A projeção é de que, nas próximas três décadas, o INSS passe a atender 32,5 milhões de novos beneficiários. Atualmente, cerca de 42 milhões de benefícios são pagos pelo instituto.
Também há estimativas de crescimento das despesas previdenciárias em relação ao Produto Interno Bruto (PIB) nas próximas décadas.
Mudanças também atingem o MEI
Outro ponto discutido é a contribuição dos microempreendedores individuais.
Hoje, o MEI recolhe 5% do salário mínimo para a Previdência e tem direito à aposentadoria de um salário mínimo.
Os especialistas sugerem elevar essa contribuição para 11%, percentual originalmente previsto quando o modelo foi criado. Segundo os estudos, a alíquota atual seria insuficiente para garantir o equilíbrio financeiro do sistema.
Os pesquisadores também apontam que o crescimento do número de MEIs e da chamada “pejotização” tem impacto sobre a arrecadação previdenciária.
Propostas incluem bônus para mães
Entre as sugestões apresentadas está a criação de um adicional no valor da aposentadoria para mulheres com filhos.

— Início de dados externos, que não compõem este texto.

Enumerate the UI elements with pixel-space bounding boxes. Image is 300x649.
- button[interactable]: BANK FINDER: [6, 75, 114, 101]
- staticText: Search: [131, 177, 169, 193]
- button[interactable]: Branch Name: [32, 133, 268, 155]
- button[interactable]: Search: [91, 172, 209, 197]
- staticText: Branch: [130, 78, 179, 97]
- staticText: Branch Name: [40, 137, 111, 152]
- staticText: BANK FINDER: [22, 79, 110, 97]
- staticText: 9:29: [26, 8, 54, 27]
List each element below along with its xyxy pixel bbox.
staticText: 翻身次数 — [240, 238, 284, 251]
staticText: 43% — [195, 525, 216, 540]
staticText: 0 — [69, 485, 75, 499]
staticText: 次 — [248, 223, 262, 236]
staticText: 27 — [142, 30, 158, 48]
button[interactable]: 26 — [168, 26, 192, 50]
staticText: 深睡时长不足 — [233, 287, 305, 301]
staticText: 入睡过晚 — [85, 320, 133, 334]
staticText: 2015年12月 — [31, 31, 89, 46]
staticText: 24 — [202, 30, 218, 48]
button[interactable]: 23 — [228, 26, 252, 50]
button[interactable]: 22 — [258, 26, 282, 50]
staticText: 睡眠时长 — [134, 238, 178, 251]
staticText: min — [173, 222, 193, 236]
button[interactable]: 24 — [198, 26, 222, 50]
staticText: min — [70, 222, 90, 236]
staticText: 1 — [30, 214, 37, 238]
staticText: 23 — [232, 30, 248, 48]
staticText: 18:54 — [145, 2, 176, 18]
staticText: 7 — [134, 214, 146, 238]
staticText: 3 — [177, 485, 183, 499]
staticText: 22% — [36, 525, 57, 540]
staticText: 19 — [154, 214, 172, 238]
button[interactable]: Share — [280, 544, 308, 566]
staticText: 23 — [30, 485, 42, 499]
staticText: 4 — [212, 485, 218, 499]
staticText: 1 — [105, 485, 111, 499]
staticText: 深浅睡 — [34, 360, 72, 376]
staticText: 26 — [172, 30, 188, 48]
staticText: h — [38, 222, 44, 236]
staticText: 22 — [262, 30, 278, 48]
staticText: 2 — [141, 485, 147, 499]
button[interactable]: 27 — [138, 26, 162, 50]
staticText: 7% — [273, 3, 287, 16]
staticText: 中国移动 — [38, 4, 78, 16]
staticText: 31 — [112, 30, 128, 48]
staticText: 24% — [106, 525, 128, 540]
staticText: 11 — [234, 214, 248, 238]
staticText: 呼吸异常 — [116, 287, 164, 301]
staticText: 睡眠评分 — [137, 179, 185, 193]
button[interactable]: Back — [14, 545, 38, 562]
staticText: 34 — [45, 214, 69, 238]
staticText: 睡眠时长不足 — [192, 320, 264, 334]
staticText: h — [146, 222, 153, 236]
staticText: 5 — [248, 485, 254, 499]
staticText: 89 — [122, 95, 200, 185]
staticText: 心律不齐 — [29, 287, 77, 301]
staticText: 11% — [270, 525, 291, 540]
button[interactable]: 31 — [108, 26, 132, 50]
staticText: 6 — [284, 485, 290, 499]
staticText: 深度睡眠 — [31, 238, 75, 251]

A proposta prevê um acréscimo de 5% no benefício por filho, limitado a três filhos, como forma de compensar os impactos da maternidade na vida profissional.
Outra linha de discussão defende a manutenção da diferença de idade mínima entre homens e mulheres.
Novo modelo previdenciário está em debate
Os estudos também propõem mudanças estruturais na Previdência.
A ideia é implantar um sistema com três pilares: uma proteção social básica, uma contribuição obrigatória ao INSS e uma conta individual de capitalização para formação da aposentadoria.
Nesse modelo, parte do valor do benefício dependeria do montante acumulado pelo trabalhador ao longo da vida.
Salário mínimo e aposentadorias especiais
As propostas ainda incluem a revisão da política de reajuste do salário mínimo utilizado como base para benefícios previdenciários.
Também está em discussão a revisão das regras para aposentadorias especiais, incluindo categorias como professores, policiais e militares.
Mudanças ainda dependem de discussão
Até o momento, as propostas fazem parte de estudos técnicos elaborados por especialistas e não foram apresentadas como projeto de lei nem integram oficialmente a pauta do Congresso Nacional.
A eventual adoção de qualquer mudança dependerá de debate político, apresentação de propostas legislativas e aprovação pelo Congresso Nacional.